Seems the compile time saving is got mainly because there are multiple instructions sharing the same debug location, is my understanding correct?

If the understanding is correct, the memorized mapping seems only useful inside of each function, and is it better to clean the map at the end of runOnFunction instead of holding all the entries for the module?

wmi added a comment.Jan 14 2019, 11:58 AM

Seems the compile time saving is got mainly because there are multiple instructions sharing the same debug location, is my understanding correct?
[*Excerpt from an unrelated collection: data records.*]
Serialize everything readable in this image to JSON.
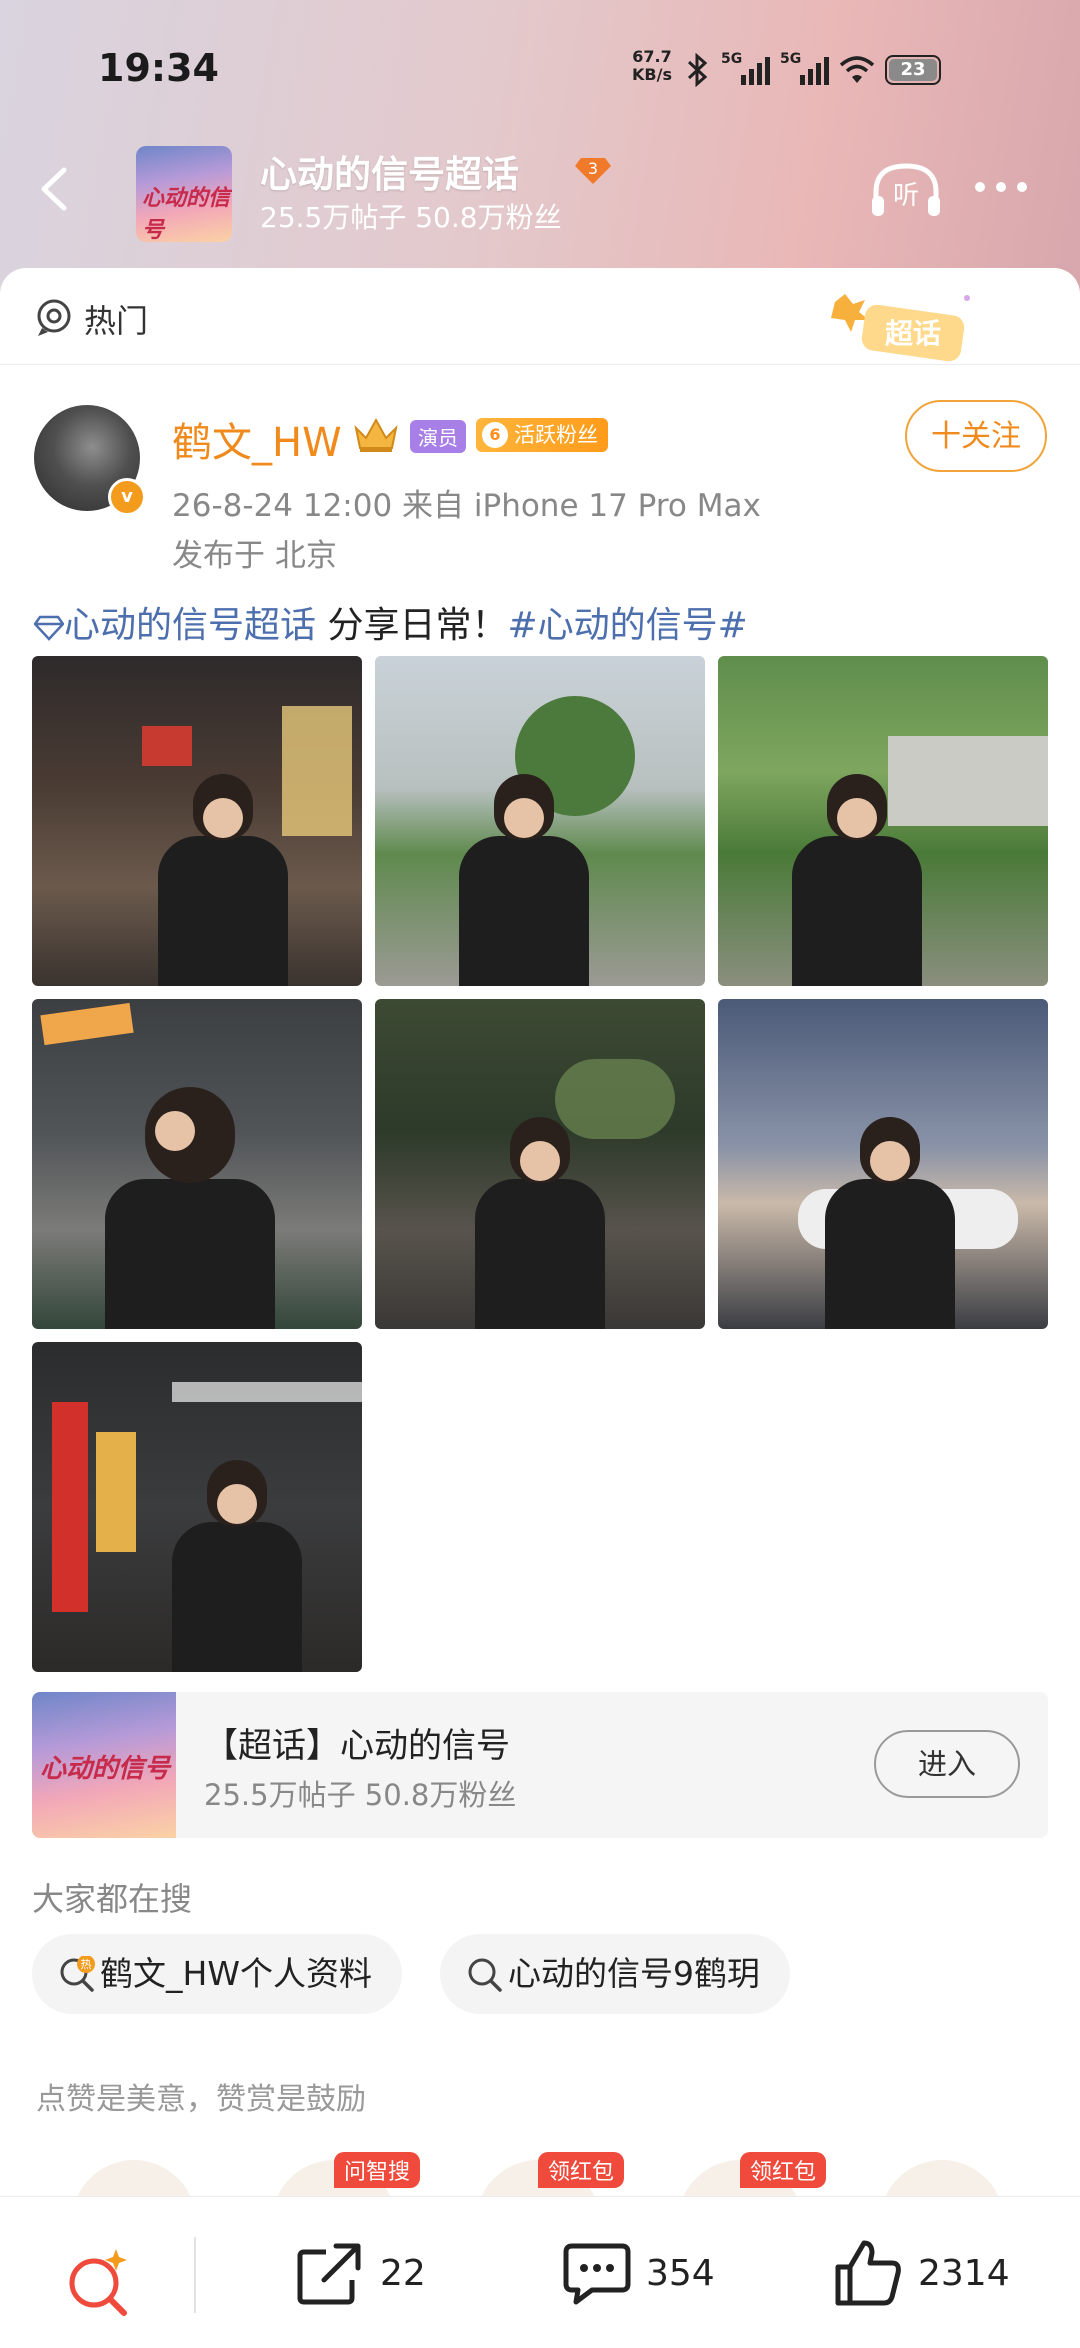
{
  "status_bar": {
    "time": "19:34",
    "net_speed_value": "67.7",
    "net_speed_unit": "KB/s",
    "signal1": "5G",
    "signal2": "5G",
    "wifi_label": "6",
    "battery": "23"
  },
  "header": {
    "title": "心动的信号超话",
    "level": "3",
    "stats": "25.5万帖子 50.8万粉丝",
    "listen_label": "听",
    "cover_text": "心动的信号"
  },
  "hot": {
    "label": "热门",
    "badge": "超话"
  },
  "author": {
    "name": "鹤文_HW",
    "tag_actor": "演员",
    "tag_fan_level": "6",
    "tag_fan": "活跃粉丝",
    "verified_mark": "v",
    "follow_label": "十关注",
    "meta": "26-8-24 12:00   来自 iPhone 17 Pro Max",
    "location": "发布于 北京"
  },
  "post": {
    "topic_link": "心动的信号超话",
    "text": "   分享日常！",
    "hashtag": "#心动的信号#"
  },
  "photos": [
    {
      "scene": "night-street"
    },
    {
      "scene": "plaza"
    },
    {
      "scene": "garden"
    },
    {
      "scene": "cafe-selfie"
    },
    {
      "scene": "avenue-dusk"
    },
    {
      "scene": "roadside-car"
    },
    {
      "scene": "shop-sign"
    }
  ],
  "supertopic_card": {
    "title": "【超话】心动的信号",
    "stats": "25.5万帖子 50.8万粉丝",
    "enter_label": "进入",
    "cover_text": "心动的信号"
  },
  "search": {
    "heading": "大家都在搜",
    "items": [
      "鹤文_HW个人资料",
      "心动的信号9鹤玥"
    ],
    "hot_mark": "热"
  },
  "reward": {
    "note": "点赞是美意，赞赏是鼓励",
    "tags": [
      "问智搜",
      "领红包",
      "领红包"
    ]
  },
  "bottom": {
    "share_count": "22",
    "comment_count": "354",
    "like_count": "2314"
  },
  "colors": {
    "accent": "#f08a1d",
    "link": "#4d6fae",
    "red": "#ef4a3c"
  }
}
Seems incorrect. findFunctionSamples may be called for the same instruction multiple times due to multiple iterations of hot functions inlining or profile propagation.

But we can still clean up the map at the end of runOnFunction.

clear map for every function

Resetting the function map is a small (< 2%) win

wmi accepted this revision.Jan 15 2019, 9:13 AM

LGTM.

This revision is now accepted and ready to land.Jan 15 2019, 9:13 AM
This revision was automatically updated to reflect the committed changes.